Earlier this week, and not for the first time, neighbours of Chrissie Chambers and her children were disturbed by a commotion. As they tell it, they could hear a furious altercation. The police were already on the scene. Eventually, shots were heard. When police entered the house, they found Chambers and her youngest child, two year-old Shania, dead. Chambers's ex-partner, who was also the child's father, was taken to hospital with such severe injuries to his face that police have been unable to question him. An older child had escaped through a bedroom window.
This was the grim drama played out in a street in Braintree in Essex. And while it must be assumed that the rights and wrongs of what took place will one day be examined in court, three possibly pertinent claims quickly came to light. The first came from neighbours who said they had seen Chambers beaten in the street by her ex-partner on several occasions. The second was that, also according to neighbours, Chambers had lodged repeated complaints about harassment by her ex-partner, including more than 100 threatening text messages she had received. He was also reported to be subject to a non-molestation order. The third was that a court hearing was due later that day to consider arrangements for parental access to Shania.
Now the violent killing of anyone, let alone a mother and her child, is – thankfully – rare enough in Britain still to be treated as news. The same is true of the killing by a parent of his or her child. And such killings fall into quite distinct groups. There are mothers, more rarely fathers, overwhelmed by the demands of caring for a child who is disabled or particularly demanding. There was the case of Fiona Pilkington who killed herself and her daughter, Francecca, after years of harassment and taunting by youths on the estate where they lived. And there are mothers who kill their offspring while suffering acute post-natal depression.
But there is another group, too, and one that seems to be growing – though it might be just their often sensational nature that gives these cases undue prominence. This is where one parent kills before what they anticipate will be an unwelcome custody decision. This was the motivation that emerged in court earlier this year, when Theresa Riggi, an American who had broken up acrimoniously with her oil engineer husband, admitted stabbing their three children to death at their Edinburgh home. As the court heard, she opposed her ex-husband's claim for full access and had done everything she could to prevent them seeing him. The custody hearing had been fixed for the following day.
Just weeks after the Riggi case came to court, Christopher Grady was convicted at Birmingham Crown Court of murdering his five year-old daughter and attempting to murder his six year-old son, by driving them at speed into a freezing river. He had picked up the children from his estranged partner one day last year, telling her: "You've got 10 seconds to say goodbye to your kids, and then they are dead." He had regular access, but – it appeared – had become increasingly resentful. The Independent Police Complaints Commission decided the police could not have prevented what happened.
Also last year, Fiona Donnison turned herself in to a police station in East Sussex, saying that she had killed her children. She led police officers to her parked car, where her two young children, a boy aged three and his 18-month-old sister, were found wrapped in bin-liners in separate sports bags. They had been smothered. She and her husband had split up three months before, and the separation was marked by furious arguments, including an allegation of assault. Like Riggi, Donnison had made an unsuccessful attempt at suicide.
Cases of this sort, of course, are not peculiar to Britain. One especially heinous example earlier this year concerned a Canadian father of twins who abducted them from his ex-wife's home in Switzerland and is presumed to have killed them, before throwing himself under a train in southern Italy. Whether or not such tragic crimes are really becoming more frequent – or simply coming to light more often – they share so many features that it is surely worth asking whether more could not be done to prevent them.
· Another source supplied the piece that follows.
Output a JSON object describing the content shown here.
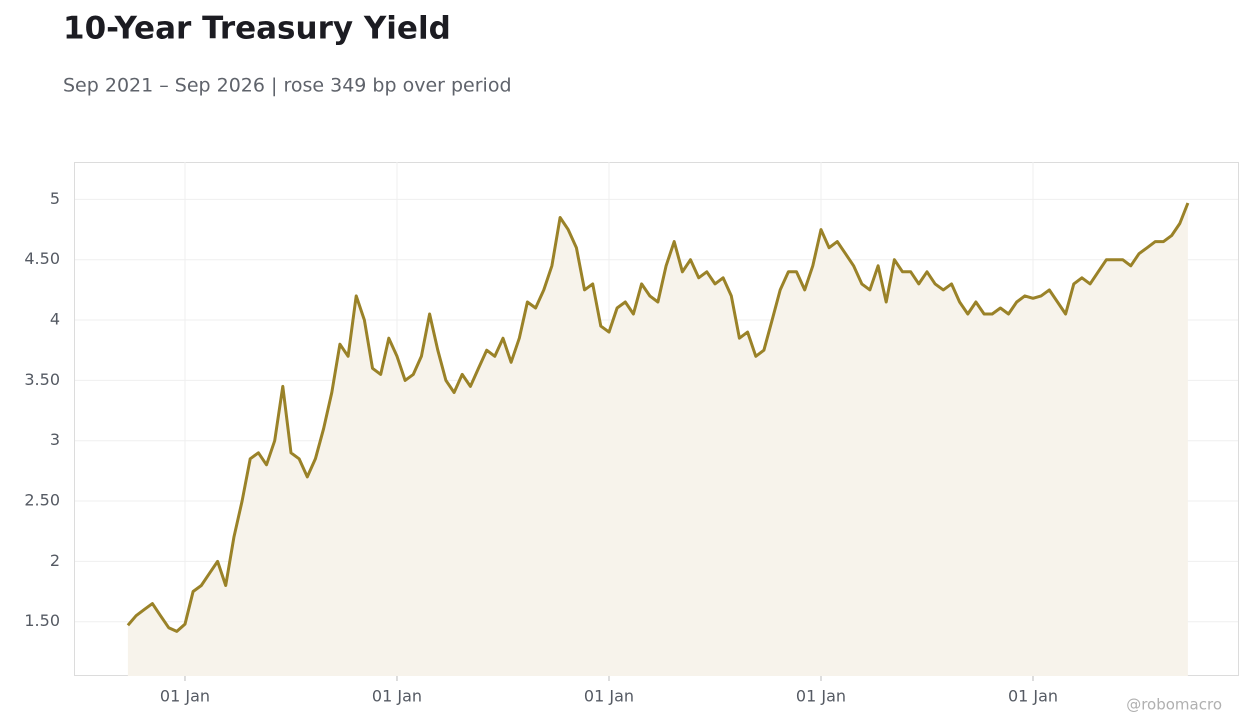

The killing of Chrissie Chambers and her daughter raises two distinct questions. There is the perennial one of whether the police are assiduous enough in their response to complaints of domestic violence. The IPCC has already launched an inquiry into this particular aspect. And, to give the police their due, campaigners concluded last year that, in general, such complaints were being treated more seriously. Nor is domestic violence as straightforward an issue as it sometimes looks with the benefit of hindsight. Women may be reluctant to come forward or withdraw complaints after they have made them. There are difficult dynamics here. Which is not to say that much more cannot be done.
The other aspect relates to highly charged custody disputes. With family break-up now almost commonplace; with some parents prepared – as they have been since the beginning of time – to use children as weapons in adult quarrels; and with fathers less resigned than they once were to losing custody, all the ingredients are there for bitter parents to resort to desperate measures. In the most extreme cases, this may entail killing the child to prevent what the "losing" parent anticipates could be something "worse".
It can hardly be coincidence that the eve of a crucial court appearance appears to be an especially dangerous time. This makes the argument for custody decisions to be much speedier than they are and for court-ordered access to be far better enforced. But it also suggests that the police should be alerted to the timing of custody decisions when one or other parent is known to them through reports of domestic violence. In some cases, this knowledge might make no difference; desperation breeds diabolical deviousness and extreme actions. In others, though, a custody dispute plus a history of abuse might tip the balance in favour of police intervention – or, as they say in international affairs, activate the responsibility to protect.